My advice (in your case) is (particularly when you have a problem juggling 2017 and 2021) to install a single version and see if you can get that to work. What are you doing with "the other version" that your chosen version cannot do? Maybe we can help with that ...
Bob Schor
06-25-2025 07:59 AM
@Bob_Schor wrote:
Generally, one should develop LabVIEW using a single Version (e.g. either all LabVIEW 2017 or all LabVIEW 2021). Can you "split the difference" and do everything in LabVIEW 2019, or 2020, or 2018?
Another thing to consider is that LabVIEW 2017 was the first version to feature the NI Package Manager for installing LabVIEW versions. In 2018, I was running "double LabVIEW", having installed LabVIEW 2015 and 2016. I was (eventually) able to add LabVIEW 2017, but it took about 4 attempts to add the (then) current 2017 software (LabVIEW Professional, LabVIEW Real Time, DAQmx, VISA, and LabVIEW Vision). When I tried to add 2017 "all at once", it always "broke" midway through, so I'd completely uninstall NI Software, reinstall 2015, then 2016, then (very slowly, a few features at a time) 2017. Finally got it to go.

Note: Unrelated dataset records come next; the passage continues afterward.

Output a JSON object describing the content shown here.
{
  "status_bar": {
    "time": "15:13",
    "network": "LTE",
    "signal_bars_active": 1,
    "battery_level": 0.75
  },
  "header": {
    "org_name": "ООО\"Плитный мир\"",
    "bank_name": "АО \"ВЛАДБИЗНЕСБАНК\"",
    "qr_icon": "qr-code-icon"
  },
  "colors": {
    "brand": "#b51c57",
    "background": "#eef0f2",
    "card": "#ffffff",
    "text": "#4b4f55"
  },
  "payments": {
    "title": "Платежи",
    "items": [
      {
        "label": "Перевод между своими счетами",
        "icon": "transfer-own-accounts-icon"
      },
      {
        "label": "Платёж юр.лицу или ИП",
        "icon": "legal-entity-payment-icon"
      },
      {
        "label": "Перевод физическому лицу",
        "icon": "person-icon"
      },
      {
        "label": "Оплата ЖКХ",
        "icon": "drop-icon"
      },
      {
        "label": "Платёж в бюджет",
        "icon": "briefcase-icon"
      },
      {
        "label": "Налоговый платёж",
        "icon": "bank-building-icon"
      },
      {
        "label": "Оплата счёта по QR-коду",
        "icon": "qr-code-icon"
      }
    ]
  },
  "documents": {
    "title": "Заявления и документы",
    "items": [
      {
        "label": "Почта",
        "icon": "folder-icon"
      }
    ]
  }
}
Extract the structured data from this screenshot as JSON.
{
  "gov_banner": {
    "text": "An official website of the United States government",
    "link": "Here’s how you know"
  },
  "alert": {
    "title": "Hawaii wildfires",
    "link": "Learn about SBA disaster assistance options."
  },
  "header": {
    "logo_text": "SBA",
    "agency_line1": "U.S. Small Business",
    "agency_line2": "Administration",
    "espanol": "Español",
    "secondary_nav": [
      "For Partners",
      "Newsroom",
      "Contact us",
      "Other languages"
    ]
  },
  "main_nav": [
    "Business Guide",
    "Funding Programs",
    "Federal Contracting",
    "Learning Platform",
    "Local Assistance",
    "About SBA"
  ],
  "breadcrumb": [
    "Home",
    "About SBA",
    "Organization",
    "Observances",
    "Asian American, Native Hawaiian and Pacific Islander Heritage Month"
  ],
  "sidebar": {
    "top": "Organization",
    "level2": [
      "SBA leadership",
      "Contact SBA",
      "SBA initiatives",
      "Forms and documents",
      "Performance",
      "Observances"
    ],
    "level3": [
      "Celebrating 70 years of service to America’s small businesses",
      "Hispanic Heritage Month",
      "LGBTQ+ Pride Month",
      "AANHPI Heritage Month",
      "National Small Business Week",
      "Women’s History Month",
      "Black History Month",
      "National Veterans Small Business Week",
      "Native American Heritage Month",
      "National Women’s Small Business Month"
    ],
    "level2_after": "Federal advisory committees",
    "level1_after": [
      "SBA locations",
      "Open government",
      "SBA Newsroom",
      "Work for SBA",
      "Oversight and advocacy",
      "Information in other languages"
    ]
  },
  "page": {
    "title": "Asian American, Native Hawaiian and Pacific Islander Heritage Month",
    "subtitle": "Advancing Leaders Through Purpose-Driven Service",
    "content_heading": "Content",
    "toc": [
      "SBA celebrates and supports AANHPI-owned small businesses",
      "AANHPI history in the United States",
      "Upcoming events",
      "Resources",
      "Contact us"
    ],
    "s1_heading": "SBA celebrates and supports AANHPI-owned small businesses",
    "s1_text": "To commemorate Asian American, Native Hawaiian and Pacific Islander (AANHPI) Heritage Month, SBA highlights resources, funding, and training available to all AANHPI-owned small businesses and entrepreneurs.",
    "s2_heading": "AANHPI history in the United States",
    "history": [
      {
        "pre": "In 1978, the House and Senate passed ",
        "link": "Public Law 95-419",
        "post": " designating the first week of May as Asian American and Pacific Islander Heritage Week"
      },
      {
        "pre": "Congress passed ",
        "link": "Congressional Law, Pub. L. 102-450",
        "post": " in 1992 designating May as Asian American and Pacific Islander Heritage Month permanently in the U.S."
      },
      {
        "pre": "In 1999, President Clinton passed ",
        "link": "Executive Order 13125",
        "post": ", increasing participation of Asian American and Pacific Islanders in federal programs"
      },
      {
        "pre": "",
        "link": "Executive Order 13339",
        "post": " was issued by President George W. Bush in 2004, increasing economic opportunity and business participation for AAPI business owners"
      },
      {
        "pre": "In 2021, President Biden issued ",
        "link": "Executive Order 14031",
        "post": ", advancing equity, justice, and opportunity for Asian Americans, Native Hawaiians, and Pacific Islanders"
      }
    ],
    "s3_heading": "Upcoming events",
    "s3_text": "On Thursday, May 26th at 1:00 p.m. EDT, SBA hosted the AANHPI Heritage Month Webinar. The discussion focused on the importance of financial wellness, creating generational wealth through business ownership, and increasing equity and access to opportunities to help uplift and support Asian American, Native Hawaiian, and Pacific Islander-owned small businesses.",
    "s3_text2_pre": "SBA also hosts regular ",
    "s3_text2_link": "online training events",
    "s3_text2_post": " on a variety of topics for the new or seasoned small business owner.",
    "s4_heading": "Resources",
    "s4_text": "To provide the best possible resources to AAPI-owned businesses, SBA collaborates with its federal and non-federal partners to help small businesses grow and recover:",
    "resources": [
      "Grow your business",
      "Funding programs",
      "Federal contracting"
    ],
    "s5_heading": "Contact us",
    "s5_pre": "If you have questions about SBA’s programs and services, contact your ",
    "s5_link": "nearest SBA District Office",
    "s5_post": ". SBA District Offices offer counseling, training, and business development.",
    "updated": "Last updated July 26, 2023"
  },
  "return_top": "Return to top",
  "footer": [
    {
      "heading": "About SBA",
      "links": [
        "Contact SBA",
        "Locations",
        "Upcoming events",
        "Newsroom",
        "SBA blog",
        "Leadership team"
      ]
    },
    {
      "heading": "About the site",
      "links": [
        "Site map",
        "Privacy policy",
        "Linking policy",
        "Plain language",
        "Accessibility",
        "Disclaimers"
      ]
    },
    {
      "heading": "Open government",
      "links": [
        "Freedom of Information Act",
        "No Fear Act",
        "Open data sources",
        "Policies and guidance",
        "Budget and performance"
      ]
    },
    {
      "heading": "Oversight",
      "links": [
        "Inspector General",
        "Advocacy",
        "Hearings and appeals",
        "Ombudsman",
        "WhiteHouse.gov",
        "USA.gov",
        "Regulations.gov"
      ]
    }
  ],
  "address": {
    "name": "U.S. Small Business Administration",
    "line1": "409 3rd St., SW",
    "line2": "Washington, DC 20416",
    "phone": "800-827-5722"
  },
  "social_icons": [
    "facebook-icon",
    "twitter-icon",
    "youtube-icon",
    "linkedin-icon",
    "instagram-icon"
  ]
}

So in 2018, I was ready to install "Quadruple LabVIEW". Took six months of trying, painfully documenting every step and filing "Help" requests with NI Tech Support. Got a very helpful engineer who went back to the developers, and came back to tell me "Install 2018 first, then 2017, 2016, and 2015". I'm embarrassed to admit I didn't believe her, so I tried once more in "oldest first" order. One removal of NI Software later, "I did it her way" -- and it worked!
And that was the last time I had more than two versions installed on a single machine.
My advice (in your case) is (particularly when you have a problem juggling 2017 and 2021) to install a single version and see if you can get that to work. What are you doing with "the other version" that your chosen version cannot do? Maybe we can help with that ...
Bob Schor
Hi Bob,
We have test software that was developed on 2017, and now we're adding functionality for the USB-6453. The 6453 requires LabVIEW 2025, so that's how we arrived at multiple versions on the same machine. 2017 works fine as long as there aren't any newer versions installed. I guess we'll have to keep separate machines for 2017 and 2025.
06-25-2025 04:04 PM
With software that gets a "new version" every year, 8 years (2025 - 2017) is a very long time to expect "no significant changes" in toolkits. A year or two (maybe even three) might work, but LabVIEW generally works best when there is only a single version installed.
Bob Schor
06-25-2025 09:01 PM
Well, the oldest version of LabVIEW that NI certifies runs on Windows 11 is LabVIEW 2022 Q3. That doesn't mean that your LabVIEW 2017 code won't run on Windows 11, but sooner or later, it will "break".
Bob Schor
06-27-2025 11:52 AM
Latest Update: After digging deeper on this, I discovered that our two test system computers that run our LabVIEW 2017 test program from a shared directory had modified versions of LabVIEW 2017 on each computer. He tweaked files in the NIReport.llb folder so that it would handle test reports differently than NI had originally intended. It was difficult to track down, but once I figured it out, everything worked.